Марсьяль и Роже. Опус 6

   Освободив низкий стол от тарелок, Роже кладет на него квадратную доску для го и пытается объяснить Марсьялю основы этой игры. Но молодому человеку трудно сосредоточиться на черных и белых камешках и соответствующих им территориях.

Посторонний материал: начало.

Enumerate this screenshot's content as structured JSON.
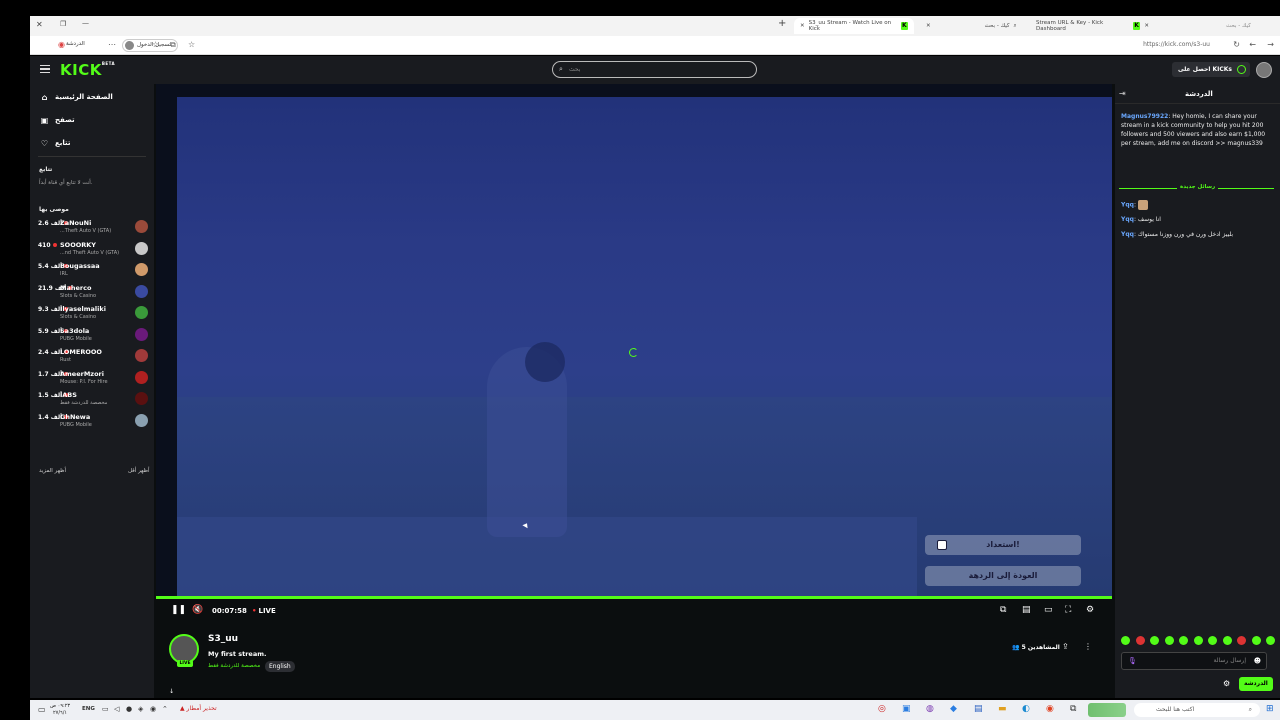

   – Кое-что мне все же непонятно.
   – Думаю, речь идет не об игре…
   – Действительно, не об этом. Ты недавно говорил, что человек – не единое целое. И тут же добавляешь, что благодаря дзэн-буддийской практике ты стремишься выйти за пределы пяти центров, о которых упоминал Гурджиев. Но зачем – разве не ради достижения единства? И единства чего? Своего эго? Здесь нет противоречия?
   – Нет. Во время практики дзадзэн, я…
   – И что в точности означает «практика дзадзэн»?
   – О! Это просто техника сосредоточения мыслей и дыхания, осуществляемая в позе, которую йоги называют «лотос». Практика эта отработана Шойо Дайши, японским монахом, жившим в XIII веке. Он создатель школы дзэн Сото. С тех пор техника эта получила широкое распространение. Она позволяет достичь интересующего тебя состояния. Назовем его «Пробуждение». По-японски сатори. Я ответил на твой вопрос?
   – И да… и нет! Я знаю теперь, что делается технически, но… Я не знаю, как делать и что искать.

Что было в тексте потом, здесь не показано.